Justice of the High Court
- In office 13 November 2017 – 12 June 2024
- Monarchs: Elizabeth II Charles III

Personal details
- Born: 10 May 1958 (age 67) Sutton Coldfield
- Alma mater: Pembroke College, Oxford

= Antony Zacaroli =

British judge

Sir Antony James Zacaroli, styled Lord Justice Zacaroli, (born 10 May 1958) is a British Lord Justice of Appeal.

== Early life and education ==
Zacaroli was born in Sutton Coldfield and attended the local comprehensive school, Bishop Walsh Academy.

He went on to study law at Pembroke College, Oxford, graduating in 1982. He was a tutor at Pembroke from 1987 to 1991. In 2018, Zacaroli was elected as an honorary fellow of Pembroke College, Oxford, where he leads seminars for law students.

== Career ==
Zacaroli was called to the Bar by Middle Temple in 1987. After completing his pupillage he practised at a chancery chambers in Middle Temple.

He later moved to South Square Chambers in 1990 until his appointment as a judge in 2017. During his tenancy, he specialised in insolvency, banking and commercial law.

Whilst practising at the Bar, Zacaroli was a member of a number of committees. He served on the Management Committee of the Bar Pro Bono Unit since 2001, the Insolvency Rules Committee from 2012 and from 2015, the Financial Markets Law Committee.
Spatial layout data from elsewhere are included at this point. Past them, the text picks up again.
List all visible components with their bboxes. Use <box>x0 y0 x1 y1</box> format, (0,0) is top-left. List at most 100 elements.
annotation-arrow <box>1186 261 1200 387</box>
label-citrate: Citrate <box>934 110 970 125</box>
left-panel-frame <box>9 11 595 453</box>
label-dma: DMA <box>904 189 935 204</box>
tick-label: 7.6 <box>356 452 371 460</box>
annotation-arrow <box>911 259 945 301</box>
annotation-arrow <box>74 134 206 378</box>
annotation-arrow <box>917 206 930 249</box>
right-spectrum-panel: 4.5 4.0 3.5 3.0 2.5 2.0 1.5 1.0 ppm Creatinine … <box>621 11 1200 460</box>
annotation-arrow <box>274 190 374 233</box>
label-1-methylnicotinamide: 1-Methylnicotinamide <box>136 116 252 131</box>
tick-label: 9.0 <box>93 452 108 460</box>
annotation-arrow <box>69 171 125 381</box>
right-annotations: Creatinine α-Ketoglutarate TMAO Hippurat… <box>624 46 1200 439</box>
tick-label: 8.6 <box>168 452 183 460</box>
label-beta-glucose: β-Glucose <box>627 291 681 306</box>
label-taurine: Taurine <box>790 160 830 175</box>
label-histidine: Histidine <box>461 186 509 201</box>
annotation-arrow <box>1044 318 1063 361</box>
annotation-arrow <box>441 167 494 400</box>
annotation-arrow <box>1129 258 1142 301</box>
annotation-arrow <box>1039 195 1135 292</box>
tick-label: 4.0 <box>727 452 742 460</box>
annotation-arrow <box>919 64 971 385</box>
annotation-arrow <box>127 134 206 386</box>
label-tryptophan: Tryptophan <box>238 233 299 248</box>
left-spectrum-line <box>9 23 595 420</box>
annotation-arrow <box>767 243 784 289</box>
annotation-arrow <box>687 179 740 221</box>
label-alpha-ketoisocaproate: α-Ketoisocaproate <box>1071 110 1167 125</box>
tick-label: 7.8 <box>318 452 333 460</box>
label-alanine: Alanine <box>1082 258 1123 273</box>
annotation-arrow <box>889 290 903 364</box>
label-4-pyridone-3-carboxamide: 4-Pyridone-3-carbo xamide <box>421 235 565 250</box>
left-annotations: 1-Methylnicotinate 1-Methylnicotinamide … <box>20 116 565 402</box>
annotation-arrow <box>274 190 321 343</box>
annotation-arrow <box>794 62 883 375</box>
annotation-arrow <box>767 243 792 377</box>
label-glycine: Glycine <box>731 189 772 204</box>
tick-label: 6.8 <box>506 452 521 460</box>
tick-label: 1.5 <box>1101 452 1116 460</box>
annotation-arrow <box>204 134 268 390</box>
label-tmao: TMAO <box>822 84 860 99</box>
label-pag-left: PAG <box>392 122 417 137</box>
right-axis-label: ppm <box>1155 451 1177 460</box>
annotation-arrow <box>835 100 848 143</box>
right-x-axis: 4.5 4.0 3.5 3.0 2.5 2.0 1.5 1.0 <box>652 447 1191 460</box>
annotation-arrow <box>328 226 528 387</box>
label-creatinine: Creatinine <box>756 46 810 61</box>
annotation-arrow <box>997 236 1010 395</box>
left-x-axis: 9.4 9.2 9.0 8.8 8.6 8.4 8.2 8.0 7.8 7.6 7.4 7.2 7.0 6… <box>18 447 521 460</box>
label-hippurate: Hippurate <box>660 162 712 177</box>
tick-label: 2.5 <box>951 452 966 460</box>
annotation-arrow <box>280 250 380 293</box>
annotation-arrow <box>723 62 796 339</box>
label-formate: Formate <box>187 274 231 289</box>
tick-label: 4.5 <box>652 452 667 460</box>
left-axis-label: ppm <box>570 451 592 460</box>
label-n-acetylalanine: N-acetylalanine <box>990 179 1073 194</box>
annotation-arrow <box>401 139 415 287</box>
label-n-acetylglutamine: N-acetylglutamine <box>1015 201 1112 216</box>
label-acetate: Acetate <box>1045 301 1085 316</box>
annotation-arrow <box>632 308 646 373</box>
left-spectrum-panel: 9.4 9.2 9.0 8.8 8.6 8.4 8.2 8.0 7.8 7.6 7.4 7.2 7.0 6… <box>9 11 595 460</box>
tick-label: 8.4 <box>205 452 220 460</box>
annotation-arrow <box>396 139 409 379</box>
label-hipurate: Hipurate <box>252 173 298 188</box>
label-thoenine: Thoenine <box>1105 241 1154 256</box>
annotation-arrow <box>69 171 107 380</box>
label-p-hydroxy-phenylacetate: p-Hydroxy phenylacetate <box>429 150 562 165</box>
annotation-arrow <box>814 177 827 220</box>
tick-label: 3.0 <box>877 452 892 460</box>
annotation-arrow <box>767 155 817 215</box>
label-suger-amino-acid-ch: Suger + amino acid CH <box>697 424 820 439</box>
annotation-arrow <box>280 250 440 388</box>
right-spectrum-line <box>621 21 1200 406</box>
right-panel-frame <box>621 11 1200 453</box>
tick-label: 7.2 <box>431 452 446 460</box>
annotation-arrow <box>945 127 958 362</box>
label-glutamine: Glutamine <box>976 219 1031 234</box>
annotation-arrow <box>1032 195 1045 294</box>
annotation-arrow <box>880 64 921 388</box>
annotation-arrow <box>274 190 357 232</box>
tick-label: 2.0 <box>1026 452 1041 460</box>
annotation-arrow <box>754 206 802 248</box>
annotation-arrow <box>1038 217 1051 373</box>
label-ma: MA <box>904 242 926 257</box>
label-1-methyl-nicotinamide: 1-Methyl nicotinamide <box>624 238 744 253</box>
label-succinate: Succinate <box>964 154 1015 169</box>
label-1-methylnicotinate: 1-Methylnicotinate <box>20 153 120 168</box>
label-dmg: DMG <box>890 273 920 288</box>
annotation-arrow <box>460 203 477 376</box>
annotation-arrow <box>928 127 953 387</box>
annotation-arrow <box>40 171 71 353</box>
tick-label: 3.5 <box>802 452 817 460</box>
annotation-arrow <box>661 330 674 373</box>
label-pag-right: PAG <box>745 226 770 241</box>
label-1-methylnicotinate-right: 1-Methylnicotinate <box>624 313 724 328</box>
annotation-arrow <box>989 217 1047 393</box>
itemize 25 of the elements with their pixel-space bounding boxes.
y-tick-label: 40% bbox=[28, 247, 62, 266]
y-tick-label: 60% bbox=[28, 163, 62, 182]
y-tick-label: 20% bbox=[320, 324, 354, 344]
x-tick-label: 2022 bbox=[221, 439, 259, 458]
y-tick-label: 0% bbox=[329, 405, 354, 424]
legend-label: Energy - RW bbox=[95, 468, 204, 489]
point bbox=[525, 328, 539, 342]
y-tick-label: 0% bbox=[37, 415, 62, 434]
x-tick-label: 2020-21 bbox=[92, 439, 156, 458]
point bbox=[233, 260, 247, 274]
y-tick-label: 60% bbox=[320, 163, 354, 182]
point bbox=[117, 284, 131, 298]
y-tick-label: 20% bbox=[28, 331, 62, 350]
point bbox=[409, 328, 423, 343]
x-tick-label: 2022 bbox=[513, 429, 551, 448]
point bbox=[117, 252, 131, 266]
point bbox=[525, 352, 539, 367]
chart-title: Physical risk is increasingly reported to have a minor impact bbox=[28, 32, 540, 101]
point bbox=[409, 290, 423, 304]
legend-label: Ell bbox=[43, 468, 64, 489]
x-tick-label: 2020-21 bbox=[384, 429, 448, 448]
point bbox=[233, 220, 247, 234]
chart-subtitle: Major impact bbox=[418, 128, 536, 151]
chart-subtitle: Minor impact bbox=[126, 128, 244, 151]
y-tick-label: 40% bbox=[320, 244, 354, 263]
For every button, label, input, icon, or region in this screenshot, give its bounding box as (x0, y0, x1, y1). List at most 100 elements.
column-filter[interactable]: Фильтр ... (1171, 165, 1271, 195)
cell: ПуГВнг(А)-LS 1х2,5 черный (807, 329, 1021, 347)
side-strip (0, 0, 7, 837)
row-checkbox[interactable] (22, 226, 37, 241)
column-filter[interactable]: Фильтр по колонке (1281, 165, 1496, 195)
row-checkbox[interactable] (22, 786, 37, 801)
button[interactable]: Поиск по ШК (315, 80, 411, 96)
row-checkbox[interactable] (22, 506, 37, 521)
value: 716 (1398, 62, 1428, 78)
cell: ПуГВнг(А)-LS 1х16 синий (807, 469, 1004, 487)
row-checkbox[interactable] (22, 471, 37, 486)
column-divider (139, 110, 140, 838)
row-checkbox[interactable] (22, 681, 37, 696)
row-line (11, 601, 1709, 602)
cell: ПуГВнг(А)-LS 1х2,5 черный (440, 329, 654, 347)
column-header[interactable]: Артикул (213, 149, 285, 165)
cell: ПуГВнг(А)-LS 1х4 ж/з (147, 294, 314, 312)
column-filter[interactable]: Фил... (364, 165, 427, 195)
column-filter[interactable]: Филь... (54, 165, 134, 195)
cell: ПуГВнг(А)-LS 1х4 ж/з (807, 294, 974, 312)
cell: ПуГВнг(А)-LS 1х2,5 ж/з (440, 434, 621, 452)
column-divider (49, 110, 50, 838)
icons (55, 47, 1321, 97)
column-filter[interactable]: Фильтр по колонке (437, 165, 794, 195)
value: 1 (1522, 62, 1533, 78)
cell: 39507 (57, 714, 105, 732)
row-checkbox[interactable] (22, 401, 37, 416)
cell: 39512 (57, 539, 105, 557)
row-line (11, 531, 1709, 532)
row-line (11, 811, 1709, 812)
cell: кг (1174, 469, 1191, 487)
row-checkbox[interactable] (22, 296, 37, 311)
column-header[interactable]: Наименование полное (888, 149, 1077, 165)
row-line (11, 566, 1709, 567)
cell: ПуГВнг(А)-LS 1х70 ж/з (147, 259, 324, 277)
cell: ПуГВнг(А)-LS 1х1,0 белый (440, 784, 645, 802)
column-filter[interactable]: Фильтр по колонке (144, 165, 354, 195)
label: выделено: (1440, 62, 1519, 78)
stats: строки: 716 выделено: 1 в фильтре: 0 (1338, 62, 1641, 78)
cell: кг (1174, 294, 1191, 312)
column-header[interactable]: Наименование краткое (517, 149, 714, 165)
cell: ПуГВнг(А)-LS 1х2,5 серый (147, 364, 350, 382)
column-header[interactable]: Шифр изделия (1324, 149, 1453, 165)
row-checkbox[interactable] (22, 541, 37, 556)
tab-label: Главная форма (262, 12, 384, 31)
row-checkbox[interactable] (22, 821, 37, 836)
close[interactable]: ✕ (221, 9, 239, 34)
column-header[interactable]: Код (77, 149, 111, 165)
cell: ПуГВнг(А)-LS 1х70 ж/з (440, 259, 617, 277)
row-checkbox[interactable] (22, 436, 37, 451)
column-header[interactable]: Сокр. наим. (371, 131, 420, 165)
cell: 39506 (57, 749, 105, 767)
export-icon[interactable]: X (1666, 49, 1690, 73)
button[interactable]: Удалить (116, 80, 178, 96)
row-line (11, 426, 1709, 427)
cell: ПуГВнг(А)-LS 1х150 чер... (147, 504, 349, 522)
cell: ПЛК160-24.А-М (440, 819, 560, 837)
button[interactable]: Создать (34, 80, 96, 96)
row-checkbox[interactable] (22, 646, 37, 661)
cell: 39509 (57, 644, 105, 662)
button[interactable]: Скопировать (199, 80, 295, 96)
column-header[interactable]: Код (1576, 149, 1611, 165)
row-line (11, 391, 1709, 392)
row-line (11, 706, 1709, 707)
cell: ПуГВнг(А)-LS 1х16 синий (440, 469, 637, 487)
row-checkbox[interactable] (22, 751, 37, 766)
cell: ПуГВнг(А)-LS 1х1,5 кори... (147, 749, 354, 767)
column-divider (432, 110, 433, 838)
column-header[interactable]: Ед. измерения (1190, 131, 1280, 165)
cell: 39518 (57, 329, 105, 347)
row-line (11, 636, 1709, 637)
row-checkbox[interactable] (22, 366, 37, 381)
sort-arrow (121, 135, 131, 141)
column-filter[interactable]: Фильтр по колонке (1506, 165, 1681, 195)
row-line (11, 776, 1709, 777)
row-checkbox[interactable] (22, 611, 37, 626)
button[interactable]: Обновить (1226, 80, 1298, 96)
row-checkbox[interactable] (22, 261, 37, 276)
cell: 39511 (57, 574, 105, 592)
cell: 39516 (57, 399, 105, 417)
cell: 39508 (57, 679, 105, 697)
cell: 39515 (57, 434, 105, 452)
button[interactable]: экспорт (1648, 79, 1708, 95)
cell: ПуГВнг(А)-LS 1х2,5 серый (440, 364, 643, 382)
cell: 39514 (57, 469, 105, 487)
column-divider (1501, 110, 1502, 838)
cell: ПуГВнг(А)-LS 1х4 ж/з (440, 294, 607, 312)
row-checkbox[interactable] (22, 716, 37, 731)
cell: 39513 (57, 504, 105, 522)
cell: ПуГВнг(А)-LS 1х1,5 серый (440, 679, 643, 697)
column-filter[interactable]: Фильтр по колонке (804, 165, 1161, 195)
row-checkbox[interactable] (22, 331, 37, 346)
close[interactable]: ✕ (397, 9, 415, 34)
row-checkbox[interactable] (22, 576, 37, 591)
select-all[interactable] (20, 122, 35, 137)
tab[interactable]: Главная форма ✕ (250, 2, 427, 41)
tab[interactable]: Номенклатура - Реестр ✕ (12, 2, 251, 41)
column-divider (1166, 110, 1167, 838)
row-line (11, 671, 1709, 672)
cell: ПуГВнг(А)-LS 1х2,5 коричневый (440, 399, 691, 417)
He was appointed Queen's Counsel in 2006.

On 16 July 2013, Zacaroli was appointed an Bencher of Middle Temple.

Zacaroli was appointed a High Court judge on 13 November 2017 and assigned to the Chancery division by the Lord Chief Justice He later received his customary knighthood from Elizabeth II on 6 December 2018.

Zacaroli was appointed a Judge of the Court of Appeal of England and Wales on 1 October 2024.